Гемовое железо лучше усваивается организмом, чем негемовое железо. Определенные факторы могут улучшить или замедлить абсорбцию негемового железа.Витамин С и гемовое железо, принимаемые за один прием пищи, могут улучшить усвоение негемового железа. Клетчатка отрубей, большое количество кальция, особенно из добавок, и растительные вещества, такие как фитаты и дубильные вещества, могут препятствовать усвоению негемового железа. [3]
Источники гемового железа:- Устрицы, моллюски, мидии
- Печень говяжья или куриная
- Мясные субпродукты
- Консервы сардины
- Говядина
- Домашняя птица
- Консервы из светлого тунца
- Обогащенные хлопья для завтрака
- Фасоль
- Темный шоколад (не менее 45%)
- Чечевица
- Шпинат
- Картофель в кожуре
- Орехи, семена
- Обогащенный рис или хлеб
Есть несколько типов железа, доступных без рецепта, например.г., сульфат железа, фумарат железа, глюконат железа. Путаница также вызывается двумя цифрами, указанными на этикетке: большим и меньшим. В чем разница между формами добавок и к какому номеру следует обратиться, чтобы выбрать правильную сумму?

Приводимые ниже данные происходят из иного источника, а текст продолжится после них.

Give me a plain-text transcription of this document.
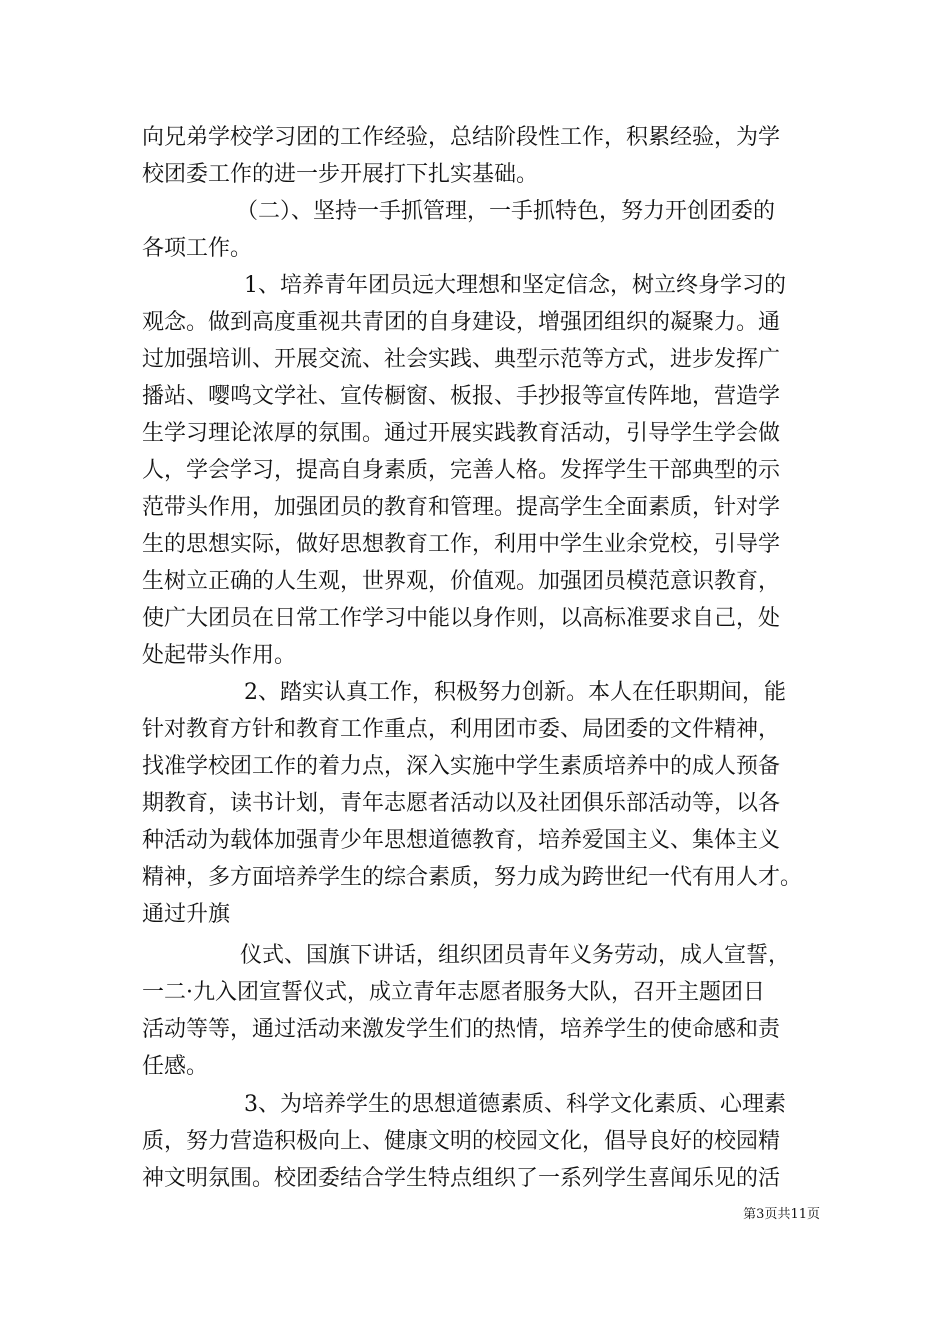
向兄弟学校学习团的工作经验，总结阶段性工作，积累经验，为学
校团委工作的进一步开展打下扎实基础。
（二）、坚持一手抓管理，一手抓特色，努力开创团委的
各项工作。
1、培养青年团员远大理想和坚定信念，树立终身学习的
观念。做到高度重视共青团的自身建设，增强团组织的凝聚力。通
过加强培训、开展交流、社会实践、典型示范等方式，进步发挥广
播站、嘤鸣文学社、宣传橱窗、板报、手抄报等宣传阵地，营造学
生学习理论浓厚的氛围。通过开展实践教育活动，引导学生学会做
人，学会学习，提高自身素质，完善人格。发挥学生干部典型的示
范带头作用，加强团员的教育和管理。提高学生全面素质，针对学
生的思想实际，做好思想教育工作，利用中学生业余党校，引导学
生树立正确的人生观，世界观，价值观。加强团员模范意识教育，
使广大团员在日常工作学习中能以身作则，以高标准要求自己，处
处起带头作用。
2、踏实认真工作，积极努力创新。本人在任职期间，能
针对教育方针和教育工作重点，利用团市委、局团委的文件精神，
找准学校团工作的着力点，深入实施中学生素质培养中的成人预备
期教育，读书计划，青年志愿者活动以及社团俱乐部活动等，以各
种活动为载体加强青少年思想道德教育，培养爱国主义、集体主义
精神，多方面培养学生的综合素质，努力成为跨世纪一代有用人才。
通过升旗
仪式、国旗下讲话，组织团员青年义务劳动，成人宣誓，
一二·九入团宣誓仪式，成立青年志愿者服务大队，召开主题团日
活动等等，通过活动来激发学生们的热情，培养学生的使命感和责
任感。
3、为培养学生的思想道德素质、科学文化素质、心理素
质，努力营造积极向上、健康文明的校园文化，倡导良好的校园精
神文明氛围。校团委结合学生特点组织了一系列学生喜闻乐见的活
第3页共11页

Элементарная и химическая форма железа. Если на этикетке указаны два количества железа, большее число относится к форме химического соединения, поскольку железо связано с солями (например, сульфатом железа), тогда как меньшее число относится только к количеству железа в соединении, которое также называется элементарное железо.Элементарное железо является более важным числом, потому что это количество, доступное для усвоения организмом. Однако врач может не указывать в рецепте, является ли количество железа химической формой или элементарным железом. Например, добавка сульфата двухвалентного железа может указывать в общей сложности 325 мг сульфата двухвалентного железа на лицевой стороне этикетки и 65 мг элементарного железа меньшим шрифтом на обратной стороне. Если бы врач прописал 65 мг железа, вы бы приняли пять таблеток, равных 325 мг, или только одну таблетку, если в рецепте говорится о элементарном железе?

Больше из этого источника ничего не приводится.